Cannabis: Medical Treatments

(asked on 29th October 2019) - View Source

Question to the Department of Health and Social Care:

To ask the Secretary of State for Health and Social Care, what steps he is taking to ensure medicinal cannabis is accessible via GPs.


Answered by
Jo Churchill Portrait
Jo Churchill
Minister of State (Department for Work and Pensions)
This question was answered on 5th November 2019

The law was changed on 1 November 2018 to allow clinicians on the General Medical Council’s ‘Specialist Register’ to prescribe cannabis-based products for medicinal use, where clinically appropriate and in the best interest of patients. The Government has been clear that decisions on whether to prescribe these products must remain a clinical one.

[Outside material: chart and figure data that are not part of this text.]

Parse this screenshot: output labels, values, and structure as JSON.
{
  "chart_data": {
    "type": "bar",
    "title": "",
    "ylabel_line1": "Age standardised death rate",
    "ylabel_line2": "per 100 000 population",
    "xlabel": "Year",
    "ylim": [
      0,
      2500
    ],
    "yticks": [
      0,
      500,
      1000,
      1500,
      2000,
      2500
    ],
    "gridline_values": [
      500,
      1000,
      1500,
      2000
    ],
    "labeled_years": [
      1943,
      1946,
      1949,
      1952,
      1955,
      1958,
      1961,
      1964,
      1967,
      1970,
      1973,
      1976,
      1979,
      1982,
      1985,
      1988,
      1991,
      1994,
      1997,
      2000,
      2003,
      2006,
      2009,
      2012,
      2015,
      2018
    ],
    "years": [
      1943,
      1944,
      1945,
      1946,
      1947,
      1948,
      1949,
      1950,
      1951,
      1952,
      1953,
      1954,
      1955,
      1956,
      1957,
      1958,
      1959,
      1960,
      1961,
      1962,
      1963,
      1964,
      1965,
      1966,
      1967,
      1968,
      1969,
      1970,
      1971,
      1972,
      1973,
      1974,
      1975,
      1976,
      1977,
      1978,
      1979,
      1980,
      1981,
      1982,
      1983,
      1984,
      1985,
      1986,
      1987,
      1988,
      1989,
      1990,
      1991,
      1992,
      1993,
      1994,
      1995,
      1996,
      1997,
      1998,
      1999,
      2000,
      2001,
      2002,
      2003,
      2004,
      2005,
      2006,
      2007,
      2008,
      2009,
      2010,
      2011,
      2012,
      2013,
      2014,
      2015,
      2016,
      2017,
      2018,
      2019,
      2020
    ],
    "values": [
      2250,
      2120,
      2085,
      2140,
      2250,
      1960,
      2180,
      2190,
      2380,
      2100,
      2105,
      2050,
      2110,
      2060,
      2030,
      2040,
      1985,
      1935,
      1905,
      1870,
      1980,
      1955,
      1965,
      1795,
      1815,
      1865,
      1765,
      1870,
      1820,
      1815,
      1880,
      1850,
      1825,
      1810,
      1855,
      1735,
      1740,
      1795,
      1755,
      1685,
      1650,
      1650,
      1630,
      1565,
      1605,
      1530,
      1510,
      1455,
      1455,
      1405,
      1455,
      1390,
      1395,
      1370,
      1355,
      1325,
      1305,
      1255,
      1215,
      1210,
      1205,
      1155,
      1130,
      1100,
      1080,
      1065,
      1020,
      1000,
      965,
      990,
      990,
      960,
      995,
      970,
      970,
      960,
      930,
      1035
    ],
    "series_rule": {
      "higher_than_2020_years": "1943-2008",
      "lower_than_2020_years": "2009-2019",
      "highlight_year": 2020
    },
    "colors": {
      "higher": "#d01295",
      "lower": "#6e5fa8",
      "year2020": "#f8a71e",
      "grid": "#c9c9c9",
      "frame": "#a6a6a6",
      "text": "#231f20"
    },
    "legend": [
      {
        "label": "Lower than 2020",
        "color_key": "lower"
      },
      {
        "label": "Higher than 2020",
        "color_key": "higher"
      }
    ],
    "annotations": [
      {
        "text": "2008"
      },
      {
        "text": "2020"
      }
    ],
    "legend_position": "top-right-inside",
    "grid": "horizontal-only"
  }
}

In developing this policy and in-line with the advice from the Advisory Council on the Misuse of Drugs, restrictions have been put in place to maintain patient safety, minimise risk of diversion. Provisions around safety and quality assurances that would be expected of any unlicensed medicine in the United Kingdom have also been implemented. The regulations restrict the decision to prescribe these products to specialist doctors on the General Medical Council’s Specialist Register. General practitioners are not able to prescribe these products independently. Patients will need to be referred to a specialist doctor, on the basis of clinical need, in order to be prescribed such products. It should also be noted that for those conditions where there is a clinical need for cannabis-based products, it is likely the patient would already be under the care of a specialist doctor.